Também apontaram que, para cada possível posto, existia um potencial risco –o de que ele criasse tensões com o secretário do Estado, secretário do Tesouro ou outro integrante do gabinete; o de que ele parecesse conquistar mais visibilidade que Hillary, ou restringisse sua liberdade de ação porque ela pode ter dificuldades para contrariar suas decisões; ou o de que voltasse a se tornar alvo político dos republicanos.

Bill Clinton está genuinamente empolgado para voltar à Casa Branca porque acha que pode ajudar Hillary, dizem seus assessores; assim, caso ele se veja relegado a uma função menor, como comandar um grupo de trabalho, talvez fique querendo mais.

"Jamais tivemos um ex-presidente como figura de bastidores, com tamanho poder para possivelmente falar em nome do novo presidente", disse Douglas Schoen, antigo assessor político de Bill Clinton. "Ele está perfeitamente qualificado para ser o conselheiro de sua mulher, e creio que isso o encantaria, porque ele é uma pessoa sempre engajada, incansável intelectualmente.
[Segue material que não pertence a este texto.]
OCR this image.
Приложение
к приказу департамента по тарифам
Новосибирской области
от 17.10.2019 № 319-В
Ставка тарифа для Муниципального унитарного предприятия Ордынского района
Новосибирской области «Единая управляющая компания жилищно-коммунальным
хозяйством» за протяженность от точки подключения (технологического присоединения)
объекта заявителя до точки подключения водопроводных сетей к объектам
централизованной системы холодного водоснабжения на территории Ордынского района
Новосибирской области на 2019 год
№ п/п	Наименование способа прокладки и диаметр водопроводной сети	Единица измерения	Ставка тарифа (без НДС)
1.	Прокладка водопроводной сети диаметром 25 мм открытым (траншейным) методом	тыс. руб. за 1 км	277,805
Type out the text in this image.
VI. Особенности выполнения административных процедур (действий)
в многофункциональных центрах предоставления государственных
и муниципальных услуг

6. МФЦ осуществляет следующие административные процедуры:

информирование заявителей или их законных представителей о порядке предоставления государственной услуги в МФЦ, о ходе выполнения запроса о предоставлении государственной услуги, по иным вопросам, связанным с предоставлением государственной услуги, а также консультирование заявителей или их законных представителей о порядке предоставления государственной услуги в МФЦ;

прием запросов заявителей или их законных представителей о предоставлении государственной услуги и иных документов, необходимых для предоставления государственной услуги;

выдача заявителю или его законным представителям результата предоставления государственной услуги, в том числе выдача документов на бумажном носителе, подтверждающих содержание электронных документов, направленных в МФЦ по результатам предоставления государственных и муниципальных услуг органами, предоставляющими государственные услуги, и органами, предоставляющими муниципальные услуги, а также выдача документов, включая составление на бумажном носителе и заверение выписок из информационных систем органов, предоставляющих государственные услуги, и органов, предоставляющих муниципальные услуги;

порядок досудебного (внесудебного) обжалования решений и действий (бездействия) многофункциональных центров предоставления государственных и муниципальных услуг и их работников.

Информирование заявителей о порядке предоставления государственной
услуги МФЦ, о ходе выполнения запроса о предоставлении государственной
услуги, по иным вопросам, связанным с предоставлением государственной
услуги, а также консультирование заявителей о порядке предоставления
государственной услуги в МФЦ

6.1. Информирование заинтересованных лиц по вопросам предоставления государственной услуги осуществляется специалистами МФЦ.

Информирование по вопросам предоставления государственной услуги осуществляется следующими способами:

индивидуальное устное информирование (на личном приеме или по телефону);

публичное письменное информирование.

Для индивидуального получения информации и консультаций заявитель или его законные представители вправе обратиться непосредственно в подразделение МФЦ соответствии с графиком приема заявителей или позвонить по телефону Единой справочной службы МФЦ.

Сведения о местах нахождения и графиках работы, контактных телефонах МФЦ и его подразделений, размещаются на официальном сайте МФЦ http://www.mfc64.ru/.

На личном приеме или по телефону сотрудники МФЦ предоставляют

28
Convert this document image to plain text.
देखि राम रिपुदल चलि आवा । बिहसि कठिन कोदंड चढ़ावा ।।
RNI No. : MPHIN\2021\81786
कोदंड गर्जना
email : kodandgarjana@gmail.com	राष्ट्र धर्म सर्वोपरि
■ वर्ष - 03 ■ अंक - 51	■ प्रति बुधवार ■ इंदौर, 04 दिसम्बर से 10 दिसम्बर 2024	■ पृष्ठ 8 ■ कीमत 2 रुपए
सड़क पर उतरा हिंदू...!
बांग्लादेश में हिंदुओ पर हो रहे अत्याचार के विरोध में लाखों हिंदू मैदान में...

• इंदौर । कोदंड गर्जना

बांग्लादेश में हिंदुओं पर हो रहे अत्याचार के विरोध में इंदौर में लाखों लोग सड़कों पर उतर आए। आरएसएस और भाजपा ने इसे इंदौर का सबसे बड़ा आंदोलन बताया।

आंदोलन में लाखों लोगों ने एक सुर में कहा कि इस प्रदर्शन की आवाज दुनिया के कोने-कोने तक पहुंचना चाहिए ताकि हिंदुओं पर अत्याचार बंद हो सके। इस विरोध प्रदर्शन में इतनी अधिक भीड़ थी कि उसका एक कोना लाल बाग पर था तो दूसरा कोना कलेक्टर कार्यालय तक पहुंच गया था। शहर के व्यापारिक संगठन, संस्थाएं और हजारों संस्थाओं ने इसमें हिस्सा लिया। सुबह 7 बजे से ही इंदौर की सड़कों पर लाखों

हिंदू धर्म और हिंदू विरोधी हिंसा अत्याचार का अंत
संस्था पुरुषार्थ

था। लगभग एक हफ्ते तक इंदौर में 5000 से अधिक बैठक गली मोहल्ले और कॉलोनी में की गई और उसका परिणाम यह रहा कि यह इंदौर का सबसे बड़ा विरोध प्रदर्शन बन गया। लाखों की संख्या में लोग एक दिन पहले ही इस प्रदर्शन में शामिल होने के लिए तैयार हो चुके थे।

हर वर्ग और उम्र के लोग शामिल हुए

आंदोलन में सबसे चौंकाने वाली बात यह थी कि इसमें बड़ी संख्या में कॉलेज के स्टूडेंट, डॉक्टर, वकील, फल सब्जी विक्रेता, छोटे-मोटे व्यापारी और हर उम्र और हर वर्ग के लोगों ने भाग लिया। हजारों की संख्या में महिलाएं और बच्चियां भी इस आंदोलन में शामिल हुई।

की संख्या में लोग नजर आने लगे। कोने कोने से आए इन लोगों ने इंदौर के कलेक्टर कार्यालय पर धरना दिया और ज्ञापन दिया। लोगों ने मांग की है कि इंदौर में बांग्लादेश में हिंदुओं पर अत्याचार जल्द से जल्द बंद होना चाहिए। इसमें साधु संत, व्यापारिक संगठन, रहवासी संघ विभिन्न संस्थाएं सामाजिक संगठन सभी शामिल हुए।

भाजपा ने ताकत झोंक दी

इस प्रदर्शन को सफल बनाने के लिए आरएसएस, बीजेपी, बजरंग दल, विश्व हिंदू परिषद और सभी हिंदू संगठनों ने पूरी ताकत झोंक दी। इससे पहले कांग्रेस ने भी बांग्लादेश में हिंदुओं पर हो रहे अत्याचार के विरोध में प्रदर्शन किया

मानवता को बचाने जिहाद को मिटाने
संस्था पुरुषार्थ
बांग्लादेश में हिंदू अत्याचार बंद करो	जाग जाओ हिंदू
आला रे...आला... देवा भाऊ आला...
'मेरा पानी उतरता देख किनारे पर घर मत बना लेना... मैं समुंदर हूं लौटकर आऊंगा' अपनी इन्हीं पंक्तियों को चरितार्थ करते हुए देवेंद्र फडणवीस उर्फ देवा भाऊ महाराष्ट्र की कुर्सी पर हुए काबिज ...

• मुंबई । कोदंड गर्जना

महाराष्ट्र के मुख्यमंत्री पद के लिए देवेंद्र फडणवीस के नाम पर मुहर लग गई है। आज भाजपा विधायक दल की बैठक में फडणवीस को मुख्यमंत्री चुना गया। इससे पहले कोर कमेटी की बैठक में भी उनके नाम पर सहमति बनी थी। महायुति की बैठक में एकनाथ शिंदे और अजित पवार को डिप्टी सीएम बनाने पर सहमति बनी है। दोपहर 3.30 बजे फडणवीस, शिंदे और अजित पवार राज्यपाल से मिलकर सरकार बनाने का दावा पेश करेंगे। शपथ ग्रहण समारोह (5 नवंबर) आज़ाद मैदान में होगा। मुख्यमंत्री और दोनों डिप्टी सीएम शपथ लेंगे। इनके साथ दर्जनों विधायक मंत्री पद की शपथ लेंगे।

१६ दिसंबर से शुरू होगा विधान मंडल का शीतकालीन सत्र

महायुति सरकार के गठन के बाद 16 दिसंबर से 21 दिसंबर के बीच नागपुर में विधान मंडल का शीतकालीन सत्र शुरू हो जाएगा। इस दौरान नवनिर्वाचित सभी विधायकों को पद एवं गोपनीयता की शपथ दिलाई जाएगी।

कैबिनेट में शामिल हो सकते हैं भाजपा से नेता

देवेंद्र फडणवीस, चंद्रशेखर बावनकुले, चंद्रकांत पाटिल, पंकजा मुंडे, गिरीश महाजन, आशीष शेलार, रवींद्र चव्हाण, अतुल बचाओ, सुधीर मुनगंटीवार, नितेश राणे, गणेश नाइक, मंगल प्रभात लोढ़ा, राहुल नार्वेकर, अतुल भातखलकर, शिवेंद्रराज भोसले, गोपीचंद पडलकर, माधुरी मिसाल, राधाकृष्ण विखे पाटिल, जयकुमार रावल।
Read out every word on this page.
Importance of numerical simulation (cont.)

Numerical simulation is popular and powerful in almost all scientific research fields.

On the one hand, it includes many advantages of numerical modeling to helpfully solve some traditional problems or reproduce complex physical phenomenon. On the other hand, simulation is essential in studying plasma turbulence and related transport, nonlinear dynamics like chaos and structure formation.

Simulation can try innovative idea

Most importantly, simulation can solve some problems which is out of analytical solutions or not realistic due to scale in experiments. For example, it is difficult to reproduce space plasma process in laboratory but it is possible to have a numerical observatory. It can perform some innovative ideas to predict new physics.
Ela só terá de canalizá-lo da maneira certa".

Os assessores de Hillary, quando perguntados sobre que papéis específicos Bill poderia desempenhar, disseram que a candidata não havia pensado muito sobre isso.

"Ela certamente buscaria seus conselhos e opiniões", disse Nick Merrill, porta-voz de Hillary. "Mas para além disso... estamos apenas em julho. Seria cedo demais para falar sobre papéis formais para qualquer pessoa em um possível governo".